葬儀でお世話になった僧侶や葬儀社のスタッフ、受付など手伝いをしてくれた方への挨拶も忘れないようにしましょう。
僧侶へは、お布施をお渡しする際などに「本日は心のこもったお勤め、誠にありがとうございました」と直接お礼を伝えます。
葬儀スタッフや手伝ってくれた方々へは、葬儀が落ち着いたタイミングで「おかげさまで滞りなく式を終えることができました」と感謝の言葉を伝えましょう。
家族葬の喪主挨拶に関するよくある質問
ここでは、家族葬の喪主挨拶に関して、多くの方が疑問に思う点について回答します。
挨拶は短い言葉で簡単に済ませても問題ありませんか?
はい、問題ありません。
特に家族葬では、参列者との関係性が近いため、心のこもった短い言葉で感謝を伝える挨拶でも十分です。
形式にこだわりすぎず、自分の言葉で「ありがとう」の気持ちを伝えることが最も大切です。

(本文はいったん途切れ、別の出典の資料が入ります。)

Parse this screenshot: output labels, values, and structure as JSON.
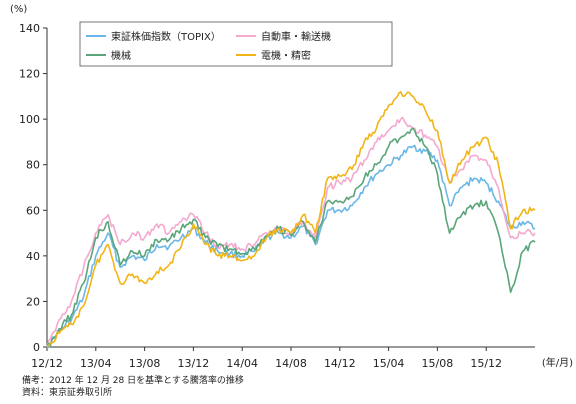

喪主が妻や娘の場合、挨拶で気をつけることはありますか?
喪主が妻や娘であっても、挨拶の内容やマナーに特別な違いはありません。
挨拶の冒頭で「故人の妻の〇〇です」のように、故人との続柄を伝えれば問題なく、性別によって挨拶を変える必要はありません。
無理をせず、ご自身の言葉で感謝を伝えましょう。
参列者が家族のみの場合でも、かしこまった挨拶は必要ですか?
必ずしもかしこまった挨拶は必要ありません。
参列者がごく近しい家族や親族のみであれば、形式的な挨拶を省略しても構いません。
例えば、夫や孫といった立場から、故人への感謝を普段の言葉で伝えるなど、温かい雰囲気で故人を偲ぶ形が望ましいです。
まとめ
家族葬における喪主の挨拶は、故人に代わって参列者へ感謝を伝えるための重要な役割を担います。
最も大切なのは、形式にとらわれすぎず、自分の言葉で故人を偲び、感謝の気持ちを伝えることです。
この記事で紹介したタイミング別の例文やマナーを参考に、事前に準備しておくことで、当日は落ち着いて挨拶に臨むことができます。